The council added: “Many households living in the private rented sector in Nottingham would have been furloughed on reduced wages or made unemployed from their sector during the pandemic and more recently additional pressures such as rising energy prices and cost of living increases have added to the financial pressures particularly faced by households already with low incomes.

“Since the lifting of the ban on evictions from the private rented sector, those who have accrued arrears during the pandemic have begun to receive notices and are facing eviction.

“At the end of October 2021, the Government Department for Levelling Up, Housing and Communities wrote to local authorities advising of a one-off grant allocation to top-up the Homelessness Prevention Grant which was ring-fenced specifically to support low-income private renters with Covid-19 related rent arrears.
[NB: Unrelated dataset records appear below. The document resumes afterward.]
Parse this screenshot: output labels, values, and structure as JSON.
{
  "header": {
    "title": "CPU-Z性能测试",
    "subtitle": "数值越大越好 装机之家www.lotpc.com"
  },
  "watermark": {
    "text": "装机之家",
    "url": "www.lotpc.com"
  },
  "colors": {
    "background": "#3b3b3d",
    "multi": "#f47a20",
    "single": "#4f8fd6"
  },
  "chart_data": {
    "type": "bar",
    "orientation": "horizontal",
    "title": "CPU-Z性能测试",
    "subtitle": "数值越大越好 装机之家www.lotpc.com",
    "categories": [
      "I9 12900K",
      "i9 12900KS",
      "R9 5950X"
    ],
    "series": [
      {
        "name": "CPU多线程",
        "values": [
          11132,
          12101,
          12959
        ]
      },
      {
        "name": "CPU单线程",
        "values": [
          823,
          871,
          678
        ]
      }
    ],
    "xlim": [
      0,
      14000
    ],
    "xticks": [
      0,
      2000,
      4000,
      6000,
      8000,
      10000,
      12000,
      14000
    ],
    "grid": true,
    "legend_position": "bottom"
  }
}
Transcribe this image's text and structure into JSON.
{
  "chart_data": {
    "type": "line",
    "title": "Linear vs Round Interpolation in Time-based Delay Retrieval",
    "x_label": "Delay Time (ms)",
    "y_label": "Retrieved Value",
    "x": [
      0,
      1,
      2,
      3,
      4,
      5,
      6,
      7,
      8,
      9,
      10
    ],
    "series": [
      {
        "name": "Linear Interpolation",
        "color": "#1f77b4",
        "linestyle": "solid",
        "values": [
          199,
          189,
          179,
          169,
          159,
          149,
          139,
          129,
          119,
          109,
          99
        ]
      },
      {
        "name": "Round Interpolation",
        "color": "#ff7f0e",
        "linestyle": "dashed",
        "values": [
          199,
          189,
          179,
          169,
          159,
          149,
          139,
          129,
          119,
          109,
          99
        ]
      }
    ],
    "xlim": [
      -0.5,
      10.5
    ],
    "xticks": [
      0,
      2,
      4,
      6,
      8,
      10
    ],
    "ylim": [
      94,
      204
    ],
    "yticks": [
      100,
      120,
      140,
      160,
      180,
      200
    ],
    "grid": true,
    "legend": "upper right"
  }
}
“Timescales for utilisation of the grant were short with commitment to spend required within the financial year.

“It was agreed that to meet the grant conditions the funding would be used in Nottingham to  provide flexible solutions following a statutory housing assessment.

“These will be one-off payments to individuals up to an agreed maximum amount, but not exceeding £5,000.

“And to bolster delivery of existing financial related advice services in Nottingham to enable provision of targeted wraparound support to address the arrears and prevent them from reoccurring.”

The grant was accepted under a delegated decision – which means it happened outside of a council meeting.